For a Human-Centered AI

Technologies in education: how to go to the top

October 3, 2019

A report by Nesta Italia and Compagnia di San Paolo discloses engaging experiences on the link between education and technology. The publication is full of case studies useful for designing new learning processes

How to get the most out of technology at school? How many educators and instructors have asked themselves this question? Here the excellent report recently published by Nesta Italia, in collaboration with Compagnia di San Paolo, presents an articulated and in-depth answer for those who want to roll up their sleeves and get involved. Without getting into the debate about teaching methods – this is not the right place – what really matters is that these research, data collection and analysis work allows us not only to open up a new perspective on the relationship between technology, education, and I would add effectiveness of the process of content transmission and sharing, but it also allows to explore dozens of case studies, accurately reported in the appendix by links and referred to organizations and educational contexts of many areas of the world. Precisely from this rich list nine cases were selected: they give an account of experiences from Italy, UK and rest of the world.

Each case was discussed and displayed following four factors:

  1. scale (let’s try to think of it in relation to a project, but also to a process or, even better, to an educational platform),
  2. teachers (role and change),
  3. context (the thin weft between school and society),
  4. complexity (to be imagined as a resource that allows us to plot unique, original relationships with different players).

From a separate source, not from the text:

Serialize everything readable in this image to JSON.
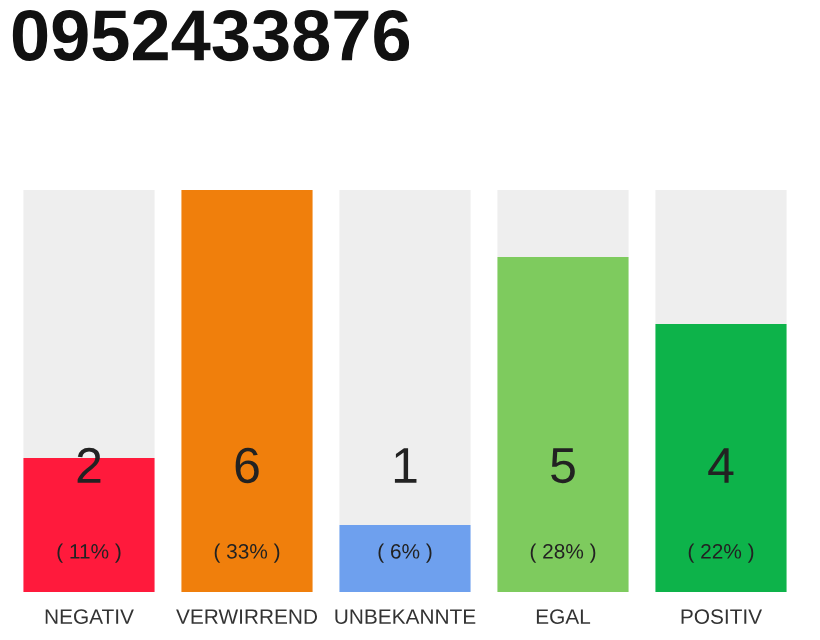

Scale, in particular, is one of the factors that opens up to reflections about the impact technology can have on education, then suggesting implications on the school system (macro dimension) and the single student (micro dimension). The first factor, as well as explored in the report, makes it possible ask ourselves whether and how a benefit derived from the use of technology can be perceived (in a certain sense, received) in the same way in different places. It is about a not insignificant matter if we really take into account the remaining factors involved.

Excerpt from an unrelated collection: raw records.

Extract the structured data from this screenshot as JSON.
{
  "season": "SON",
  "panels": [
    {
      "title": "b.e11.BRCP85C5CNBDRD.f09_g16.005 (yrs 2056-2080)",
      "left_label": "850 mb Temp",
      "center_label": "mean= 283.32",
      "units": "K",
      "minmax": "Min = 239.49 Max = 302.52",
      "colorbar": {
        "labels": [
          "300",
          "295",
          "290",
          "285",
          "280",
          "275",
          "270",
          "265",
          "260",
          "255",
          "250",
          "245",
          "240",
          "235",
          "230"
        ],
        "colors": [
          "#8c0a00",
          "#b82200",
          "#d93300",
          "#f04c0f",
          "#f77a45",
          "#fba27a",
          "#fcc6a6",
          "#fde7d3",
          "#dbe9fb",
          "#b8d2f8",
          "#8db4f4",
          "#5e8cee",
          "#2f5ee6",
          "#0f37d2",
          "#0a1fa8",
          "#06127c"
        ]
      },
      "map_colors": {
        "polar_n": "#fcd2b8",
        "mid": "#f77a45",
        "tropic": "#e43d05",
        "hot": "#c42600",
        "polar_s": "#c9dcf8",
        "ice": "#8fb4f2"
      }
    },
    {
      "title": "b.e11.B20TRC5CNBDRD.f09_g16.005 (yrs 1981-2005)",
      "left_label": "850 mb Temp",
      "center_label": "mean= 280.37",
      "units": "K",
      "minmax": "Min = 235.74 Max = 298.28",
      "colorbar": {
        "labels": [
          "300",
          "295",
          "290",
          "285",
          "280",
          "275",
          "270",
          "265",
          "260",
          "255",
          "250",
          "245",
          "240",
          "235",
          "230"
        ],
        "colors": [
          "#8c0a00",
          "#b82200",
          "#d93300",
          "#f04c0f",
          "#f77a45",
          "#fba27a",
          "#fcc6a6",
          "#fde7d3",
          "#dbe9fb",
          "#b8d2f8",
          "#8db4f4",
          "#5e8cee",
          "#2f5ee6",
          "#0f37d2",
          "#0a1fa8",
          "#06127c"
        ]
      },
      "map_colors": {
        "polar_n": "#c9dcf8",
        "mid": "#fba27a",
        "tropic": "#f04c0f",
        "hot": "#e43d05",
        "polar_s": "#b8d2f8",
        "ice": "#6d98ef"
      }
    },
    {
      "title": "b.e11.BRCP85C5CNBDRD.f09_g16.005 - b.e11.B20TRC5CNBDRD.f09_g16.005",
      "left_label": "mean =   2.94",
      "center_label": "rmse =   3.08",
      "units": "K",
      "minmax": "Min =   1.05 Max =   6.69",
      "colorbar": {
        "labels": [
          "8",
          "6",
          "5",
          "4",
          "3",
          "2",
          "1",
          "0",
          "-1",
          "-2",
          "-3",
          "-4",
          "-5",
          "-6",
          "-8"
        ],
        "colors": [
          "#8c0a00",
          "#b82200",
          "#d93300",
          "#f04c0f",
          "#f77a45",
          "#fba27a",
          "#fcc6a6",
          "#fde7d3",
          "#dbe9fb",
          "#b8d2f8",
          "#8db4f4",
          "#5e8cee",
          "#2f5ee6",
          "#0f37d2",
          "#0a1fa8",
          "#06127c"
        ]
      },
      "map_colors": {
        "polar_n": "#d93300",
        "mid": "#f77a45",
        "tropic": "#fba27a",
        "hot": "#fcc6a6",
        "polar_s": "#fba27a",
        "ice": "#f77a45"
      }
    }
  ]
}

Again, in relation to the case studies, it is worth noticing that among its meaningful features, one of the most interesting is the offer of a set of suggestions without claiming to have the solution to overcome all the obstacles or the dynamics that education work using technology can generate. Considering the case studies and the results of the methodological choices (above all workshops and interviews), it appears that one of the most promising paths to follow is the one of collaboration: a series of virtuous and non-virtual relationships capable of generating pedagogical effectiveness. Collaboration, which is also a very evocative term and a still too little operational one, should be directed toward all the stages that gradually involve the choice of using technology to teach: design, experimentation and finally actual adoption of the chosen technological tool.

This report, edited by Toby Baker, Simona Bielli and Luca Tricarico, is a very stimulating tool to discover, even for those wishing to advance directly into the case studies section; they are one more fascinating than the last, scattered between Europe and the rest of the world and stemmed from experiences in very different educational and social contexts. To easily explore the cases, readers may rely on icons intended as “indicators”, which the authors added to each case with the aim to quickly spot the most “interesting features”. They are: teachers, networks, drivers for social action, non-governmental initiative, scale. These factors are worth mentioning, to think about the way and the levels in which they can interact allowing in fact a dynamic and an effective practice for the implementation of technologies in schools.